I tested it on CentOS and I'am not able to trick the ispconfig 3.0.4.x updater to enable both plugins, so I can not reproduce this on current versions. The only option that I can think of is that someone tried a downgrade of ISPConfig on the server so that the updater from a ISPConfig version < 3.0.4 (e.g. 3.0.3.3) was run on a server again that was updated to ISPConfig > 3.0.4 already. In your case, several things came together in a combination which is not common for a ISPConfig setup plus that there must have happened some kind of ISPConfig software downgrade attempt which explaines why no other users had this problem yet. A server where nginx and apache are installed at the same time. This is a combination of services that is not used by ISPConfig normally and does not exist as ISPConfig perfect setup guide. ISPConfig uses either nginx or apache but not both.

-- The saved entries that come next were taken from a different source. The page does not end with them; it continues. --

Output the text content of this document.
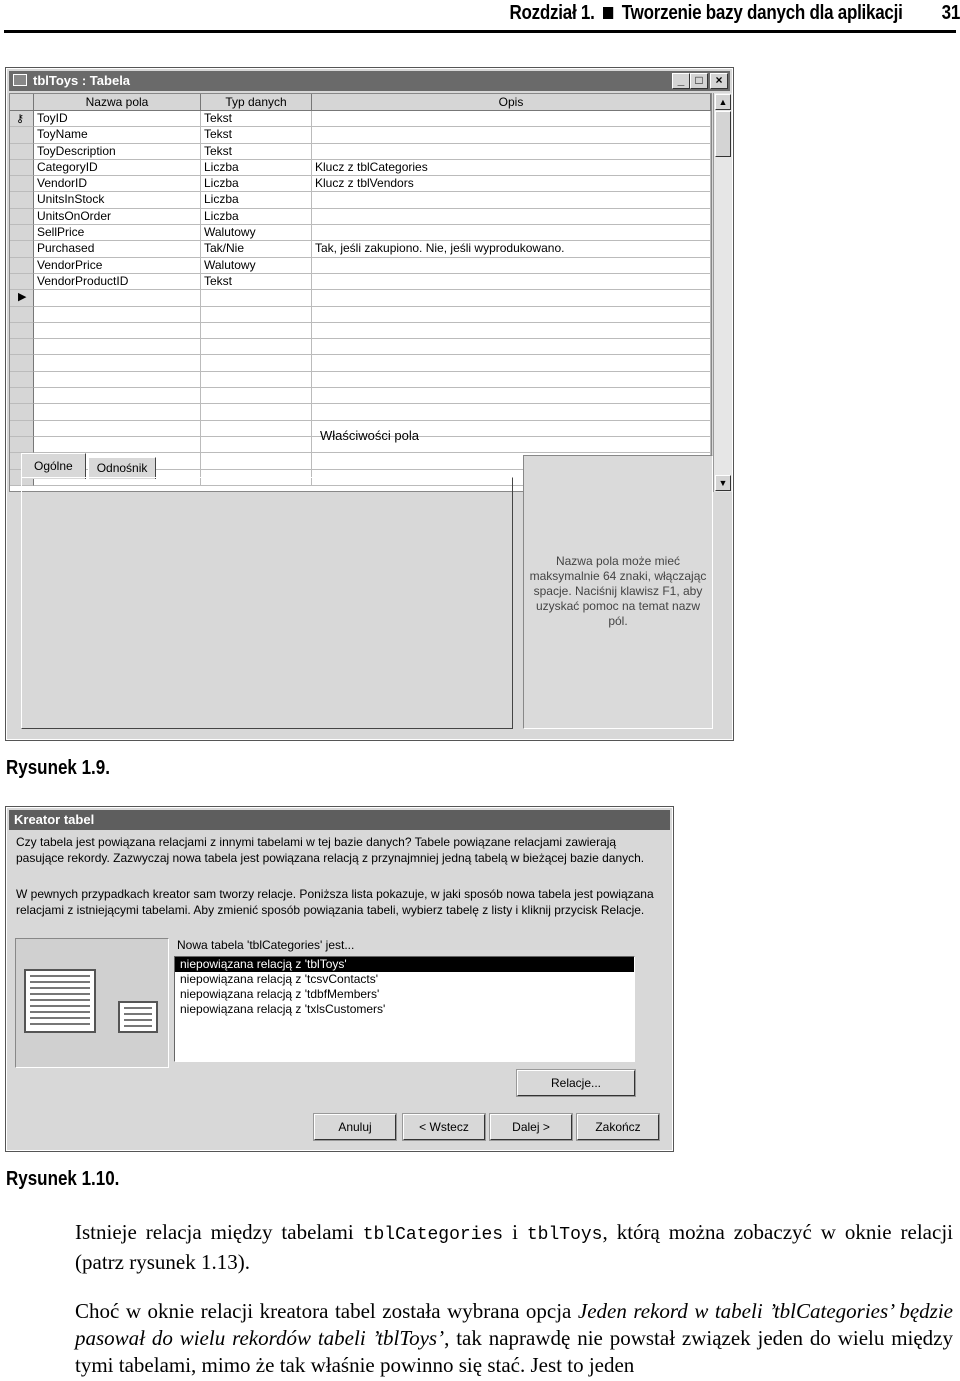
Rozdział 1. Tworzenie bazy danych dla aplikacji 31
tblToys : Tabela	_ □	×
Nazwa pola	Typ danych	Opis
⚷ ToyID	Tekst
ToyName	Tekst
ToyDescription	Tekst
CategoryID	Liczba	Klucz z tblCategories
VendorID	Liczba	Klucz z tblVendors
UnitsInStock	Liczba
UnitsOnOrder	Liczba
SellPrice	Walutowy
Purchased	Tak/Nie	Tak, jeśli zakupiono. Nie, jeśli wyprodukowano.
VendorPrice	Walutowy
VendorProductID	Tekst
▶
▲
▼
Właściwości pola
Ogólne	Odnośnik
Nazwa pola może mieć maksymalnie 64 znaki, włączając spacje. Naciśnij klawisz F1, aby uzyskać pomoc na temat nazw pól.
Rysunek 1.9.
Kreator tabel
Czy tabela jest powiązana relacjami z innymi tabelami w tej bazie danych? Tabele powiązane relacjami zawierają pasujące rekordy. Zazwyczaj nowa tabela jest powiązana relacją z przynajmniej jedną tabelą w bieżącej bazie danych.
W pewnych przypadkach kreator sam tworzy relacje. Poniższa lista pokazuje, w jaki sposób nowa tabela jest powiązana relacjami z istniejącymi tabelami. Aby zmienić sposób powiązania tabeli, wybierz tabelę z listy i kliknij przycisk Relacje.
Nowa tabela 'tblCategories' jest...
niepowiązana relacją z 'tblToys'
niepowiązana relacją z 'tcsvContacts'
niepowiązana relacją z 'tdbfMembers'
niepowiązana relacją z 'txlsCustomers'
Relacje...
Anuluj	< Wstecz	Dalej >	Zakończ
Rysunek 1.10.
Istnieje relacja między tabelami tblCategories i tblToys, którą można zobaczyć w oknie relacji (patrz rysunek 1.13).
Choć w oknie relacji kreatora tabel została wybrana opcja Jeden rekord w tabeli ’tblCategories’ będzie pasował do wielu rekordów tabeli ’tblToys’, tak naprawdę nie powstał związek jeden do wielu między tymi tabelami, mimo że tak właśnie powinno się stać. Jest to jeden
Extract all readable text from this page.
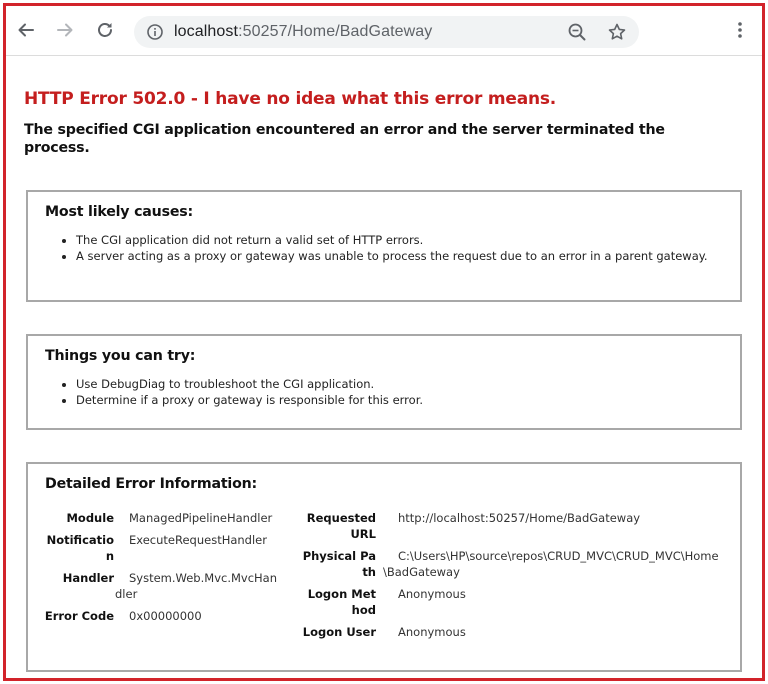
localhost:50257/Home/BadGateway
HTTP Error 502.0 - I have no idea what this error means.
The specified CGI application encountered an error and the server terminated the process.
Most likely causes:
• The CGI application did not return a valid set of HTTP errors.
• A server acting as a proxy or gateway was unable to process the request due to an error in a parent gateway.
Things you can try:
• Use DebugDiag to troubleshoot the CGI application.
• Determine if a proxy or gateway is responsible for this error.
Detailed Error Information:
Module ManagedPipelineHandler
Notification
ExecuteRequestHandler
Handler	System.Web.Mvc.MvcHandler
Error Code 0x00000000
Requested URL
http://localhost:50257/Home/BadGateway
Physical Path
C:\Users\HP\source\repos\CRUD_MVC\CRUD_MVC\Home\BadGateway
Logon Method
Anonymous
Logon User Anonymous
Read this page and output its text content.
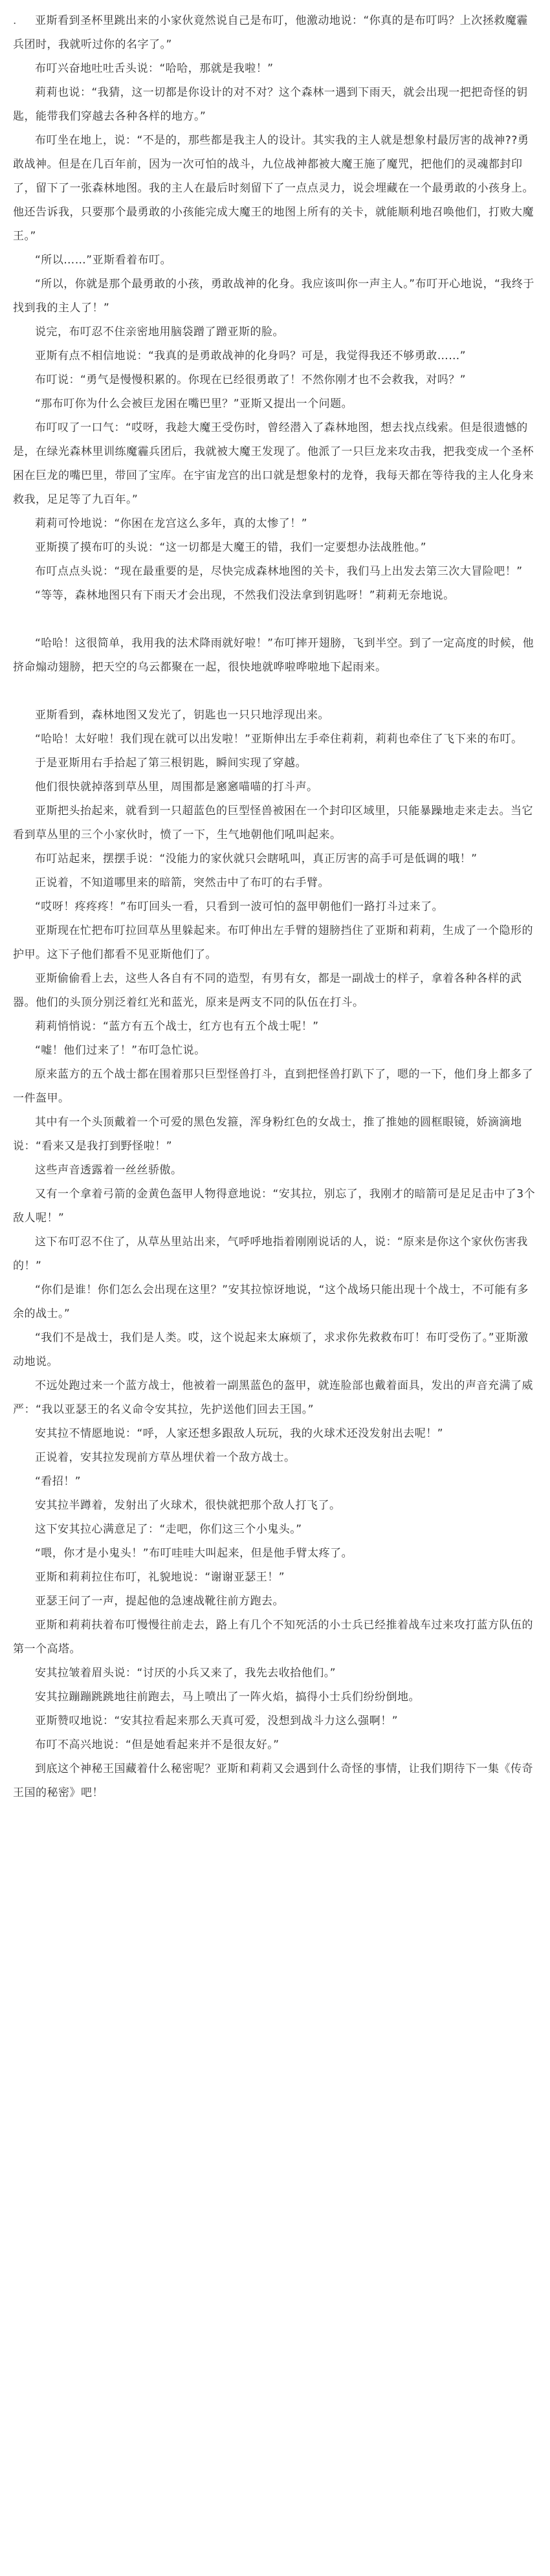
. 亚斯看到圣杯里跳出来的小家伙竟然说自己是布叮，他激动地说：“你真的是布叮吗？上次拯救魔霾兵团时，我就听过你的名字了。”

布叮兴奋地吐吐舌头说：“哈哈，那就是我啦！”

莉莉也说：“我猜，这一切都是你设计的对不对？这个森林一遇到下雨天，就会出现一把把奇怪的钥匙，能带我们穿越去各种各样的地方。”

布叮坐在地上，说：“不是的，那些都是我主人的设计。其实我的主人就是想象村最厉害的战神??勇敢战神。但是在几百年前，因为一次可怕的战斗，九位战神都被大魔王施了魔咒，把他们的灵魂都封印了，留下了一张森林地图。我的主人在最后时刻留下了一点点灵力，说会埋藏在一个最勇敢的小孩身上。他还告诉我，只要那个最勇敢的小孩能完成大魔王的地图上所有的关卡，就能顺利地召唤他们，打败大魔王。”

“所以……”亚斯看着布叮。

“所以，你就是那个最勇敢的小孩，勇敢战神的化身。我应该叫你一声主人。”布叮开心地说，“我终于找到我的主人了！”

说完，布叮忍不住亲密地用脑袋蹭了蹭亚斯的脸。

亚斯有点不相信地说：“我真的是勇敢战神的化身吗？可是，我觉得我还不够勇敢……”

布叮说：“勇气是慢慢积累的。你现在已经很勇敢了！不然你刚才也不会救我，对吗？”

“那布叮你为什么会被巨龙困在嘴巴里？”亚斯又提出一个问题。

布叮叹了一口气：“哎呀，我趁大魔王受伤时，曾经潜入了森林地图，想去找点线索。但是很遗憾的是，在绿光森林里训练魔霾兵团后，我就被大魔王发现了。他派了一只巨龙来攻击我，把我变成一个圣杯困在巨龙的嘴巴里，带回了宝库。在宇宙龙宫的出口就是想象村的龙脊，我每天都在等待我的主人化身来救我，足足等了九百年。”

莉莉可怜地说：“你困在龙宫这么多年，真的太惨了！”

亚斯摸了摸布叮的头说：“这一切都是大魔王的错，我们一定要想办法战胜他。”

布叮点点头说：“现在最重要的是，尽快完成森林地图的关卡，我们马上出发去第三次大冒险吧！”

“等等，森林地图只有下雨天才会出现，不然我们没法拿到钥匙呀！”莉莉无奈地说。

“哈哈！这很简单，我用我的法术降雨就好啦！”布叮摔开翅膀，飞到半空。到了一定高度的时候，他挤命煽动翅膀，把天空的乌云都聚在一起，很快地就哗啦哗啦地下起雨来。

亚斯看到，森林地图又发光了，钥匙也一只只地浮现出来。

“哈哈！太好啦！我们现在就可以出发啦！”亚斯伸出左手牵住莉莉，莉莉也牵住了飞下来的布叮。

于是亚斯用右手拾起了第三根钥匙，瞬间实现了穿越。

他们很快就掉落到草丛里，周围都是窸窸喵喵的打斗声。

亚斯把头抬起来，就看到一只超蓝色的巨型怪兽被困在一个封印区域里，只能暴躁地走来走去。当它看到草丛里的三个小家伙时，愤了一下，生气地朝他们吼叫起来。

布叮站起来，摆摆手说：“没能力的家伙就只会瞎吼叫，真正厉害的高手可是低调的哦！”

正说着，不知道哪里来的暗箭，突然击中了布叮的右手臂。

“哎呀！疼疼疼！”布叮回头一看，只看到一波可怕的盔甲朝他们一路打斗过来了。

亚斯现在忙把布叮拉回草丛里躲起来。布叮伸出左手臂的翅膀挡住了亚斯和莉莉，生成了一个隐形的护甲。这下子他们都看不见亚斯他们了。

亚斯偷偷看上去，这些人各自有不同的造型，有男有女，都是一副战士的样子，拿着各种各样的武器。他们的头顶分别泛着红光和蓝光，原来是两支不同的队伍在打斗。

莉莉悄悄说：“蓝方有五个战士，红方也有五个战士呢！”

“嘘！他们过来了！”布叮急忙说。

原来蓝方的五个战士都在围着那只巨型怪兽打斗，直到把怪兽打趴下了，嗯的一下，他们身上都多了一件盔甲。

其中有一个头顶戴着一个可爱的黑色发箍，浑身粉红色的女战士，推了推她的圆框眼镜，娇滴滴地说：“看来又是我打到野怪啦！”

这些声音透露着一丝丝骄傲。

又有一个拿着弓箭的金黄色盔甲人物得意地说：“安其拉，别忘了，我刚才的暗箭可是足足击中了3个敌人呢！”

这下布叮忍不住了，从草丛里站出来，气呼呼地指着刚刚说话的人，说：“原来是你这个家伙伤害我的！”

“你们是谁！你们怎么会出现在这里？”安其拉惊讶地说，“这个战场只能出现十个战士，不可能有多余的战士。”

“我们不是战士，我们是人类。哎，这个说起来太麻烦了，求求你先救救布叮！布叮受伤了。”亚斯激动地说。

不远处跑过来一个蓝方战士，他被着一副黑蓝色的盔甲，就连脸部也戴着面具，发出的声音充满了威严：“我以亚瑟王的名义命令安其拉，先护送他们回去王国。”

安其拉不情愿地说：“呼，人家还想多跟敌人玩玩，我的火球术还没发射出去呢！”

正说着，安其拉发现前方草丛埋伏着一个敌方战士。

“看招！”

安其拉半蹲着，发射出了火球术，很快就把那个敌人打飞了。

这下安其拉心满意足了：“走吧，你们这三个小鬼头。”

“喂，你才是小鬼头！”布叮哇哇大叫起来，但是他手臂太疼了。

亚斯和莉莉拉住布叮，礼貌地说：“谢谢亚瑟王！”

亚瑟王问了一声，提起他的急速战靴往前方跑去。

亚斯和莉莉扶着布叮慢慢往前走去，路上有几个不知死活的小士兵已经推着战车过来攻打蓝方队伍的第一个高塔。

安其拉皱着眉头说：“讨厌的小兵又来了，我先去收拾他们。”

安其拉蹦蹦跳跳地往前跑去，马上喷出了一阵火焰，搞得小士兵们纷纷倒地。

亚斯赞叹地说：“安其拉看起来那么天真可爱，没想到战斗力这么强啊！”

布叮不高兴地说：“但是她看起来并不是很友好。”

到底这个神秘王国藏着什么秘密呢？亚斯和莉莉又会遇到什么奇怪的事情，让我们期待下一集《传奇王国的秘密》吧！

Nevertehless we took care of this situation in the installer and updater of ISPConfig > 3.0.4 so that not both plugins were activated at a time. The problem itself is caused by the fact that the client of the website was changed and the nginx and apache plugins were both enabled. So both plugins tried to do the same thing after another, they moved the website from the old path to the new path on the harddisk and that failed for the second plugin as the site was moved already to the new location. I will add a check in ispconfig that checks at runtime and not just in the installer and updater that ensures that not both plugins are enabled.